Financial Times: Michael Frayn interview
Posted on 5 March 2015.
Posted in: HT Blogs
The playwright, novelist, farceur and philosopher talks to the Financial Times’ Sarah Hemming about fear, chaos and his newest work
Photo: Howard Sooley for Financial Times
Climbing the five flights of stairs to the top floor of Waterstones bookshop in Piccadilly, London, to interview Michael Frayn, I am struck by a paralysing thought. What if I don’t recognise him?
Of course I know what he looks like: he’s a hugely successful, highly distinguished playwright and novelist. But what if, in the scrambled moment of panic that can afflict such meetings, I alight on some innocent customer in the café? And then have to extricate myself from this excruciating faux pas and, while I’m apologising, spot the real author leaving the café.
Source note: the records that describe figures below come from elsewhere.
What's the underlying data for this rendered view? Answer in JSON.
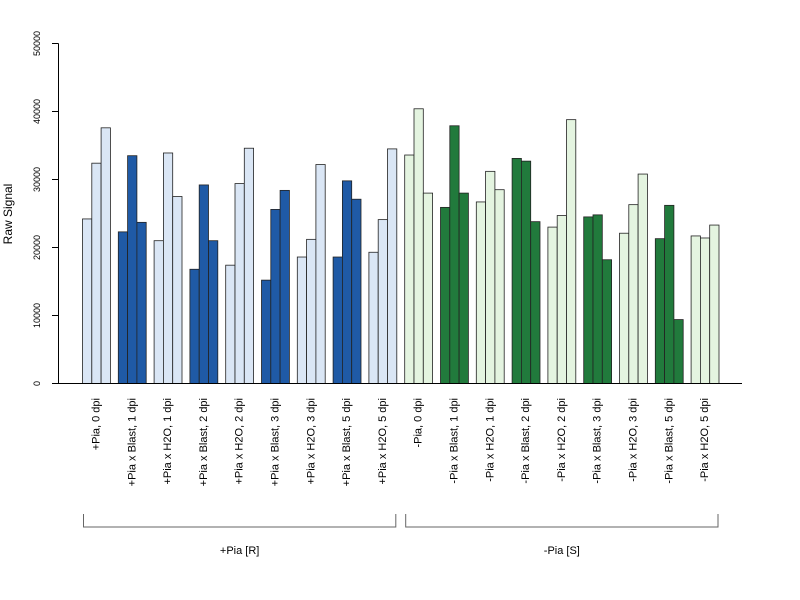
{
  "chart_data": {
    "type": "bar",
    "ylabel": "Raw Signal",
    "ylim": [
      0,
      50000
    ],
    "yticks": [
      0,
      10000,
      20000,
      30000,
      40000,
      50000
    ],
    "bars_per_group": 3,
    "categories": [
      "+Pia, 0 dpi",
      "+Pia x Blast, 1 dpi",
      "+Pia x H2O, 1 dpi",
      "+Pia x Blast, 2 dpi",
      "+Pia x H2O, 2 dpi",
      "+Pia x Blast, 3 dpi",
      "+Pia x H2O, 3 dpi",
      "+Pia x Blast, 5 dpi",
      "+Pia x H2O, 5 dpi",
      "-Pia, 0 dpi",
      "-Pia x Blast, 1 dpi",
      "-Pia x H2O, 1 dpi",
      "-Pia x Blast, 2 dpi",
      "-Pia x H2O, 2 dpi",
      "-Pia x Blast, 3 dpi",
      "-Pia x H2O, 3 dpi",
      "-Pia x Blast, 5 dpi",
      "-Pia x H2O, 5 dpi"
    ],
    "values": [
      [
        24200,
        32400,
        37600
      ],
      [
        22300,
        33500,
        23700
      ],
      [
        21000,
        33900,
        27500
      ],
      [
        16800,
        29200,
        21000
      ],
      [
        17400,
        29400,
        34600
      ],
      [
        15200,
        25600,
        28400
      ],
      [
        18600,
        21200,
        32200
      ],
      [
        18600,
        29800,
        27100
      ],
      [
        19300,
        24100,
        34500
      ],
      [
        33600,
        40400,
        28000
      ],
      [
        25900,
        37900,
        28000
      ],
      [
        26700,
        31200,
        28500
      ],
      [
        33100,
        32700,
        23800
      ],
      [
        23000,
        24700,
        38800
      ],
      [
        24500,
        24800,
        18200
      ],
      [
        22100,
        26300,
        30800
      ],
      [
        21300,
        26200,
        9400
      ],
      [
        21700,
        21400,
        23300
      ]
    ],
    "colors": [
      "#dae6f5",
      "#1f5aa6",
      "#dae6f5",
      "#1f5aa6",
      "#dae6f5",
      "#1f5aa6",
      "#dae6f5",
      "#1f5aa6",
      "#dae6f5",
      "#e4f4e0",
      "#217a3c",
      "#e4f4e0",
      "#217a3c",
      "#e4f4e0",
      "#217a3c",
      "#e4f4e0",
      "#217a3c",
      "#e4f4e0"
    ],
    "groups": [
      {
        "label": "+Pia [R]",
        "from": 0,
        "to": 8
      },
      {
        "label": "-Pia [S]",
        "from": 9,
        "to": 17
      }
    ],
    "grid": false,
    "legend": "none"
  }
}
And so pursue him down the stairs and round the bookstacks (several of which house his work), digital recorder in hand, setting in motion a hideous chain of misapprehensions that ends with ignominious arrest while my quarry strides off jauntily down Piccadilly.
It’s hard not to think like this when approaching Frayn because he writes so brilliantly about the potential imminence of disaster. His dazzling farce-within-a-farce, Noises Off (1982), and his hilarious novel Skios (2012) both pursue the logic of confusion with remorseless precision. Read Skios, a minefield of mistaken identity, in which a split-second decision leads to a pompous academic and a floppy-haired lothario swapping itineraries on an idyllic Greek island, and you find yourself approaching every encounter as a potential trapdoor. Farce is funny, says Frayn, because it appeals to our deep terror of losing control of our environment.
“I think everyone has some fear of chaos,” he says. “The structure of life is really quite fragile and it can easily be disrupted. So we are all collaborating to try and keep the show on the road – and we all have an unconscious anxiety that it may go off the road.”
His genius, of course, is to turn this into comedy. The plot of Skios builds inexorably to a keynote lecture, from which the academic is endlessly detained by circumstance and towards which the imposter is thrust ever closer. That particular scenario stalks Frayn’s own nightmares, he admits: the horror of “turning up to give a talk and being rushed on to the stage without the faintest idea what I’m supposed to be talking about”…
It’s Frayn the absurdist who appears to the fore in his new work, Matchbox Theatre (the name inspired by the minuscule toy theatres particularly popular in Germany), a compendium of miniature sketches, spoofs and scenes. Many of them are drolly bonkers: a public address system intervenes in the airport farewells of an adulterous couple; a reporter delivers news bulletins from the final duel in Hamlet; a pair of stone effigies on a medieval tomb grumble to one another about contemporary church music.
But bubbling through them all is a degree of philosophical and linguistic mischief. They are intended, says Frayn, to be played out in the theatre of the reader’s imagination. In the “interval” two members of Frayn’s notional audience ponder what this might mean for their existence. “Are we really here ourselves or are we just figments of the imagination?” asks one voice anxiously. “And if so who figged us?” replies the other. “Pretty deep stuff.”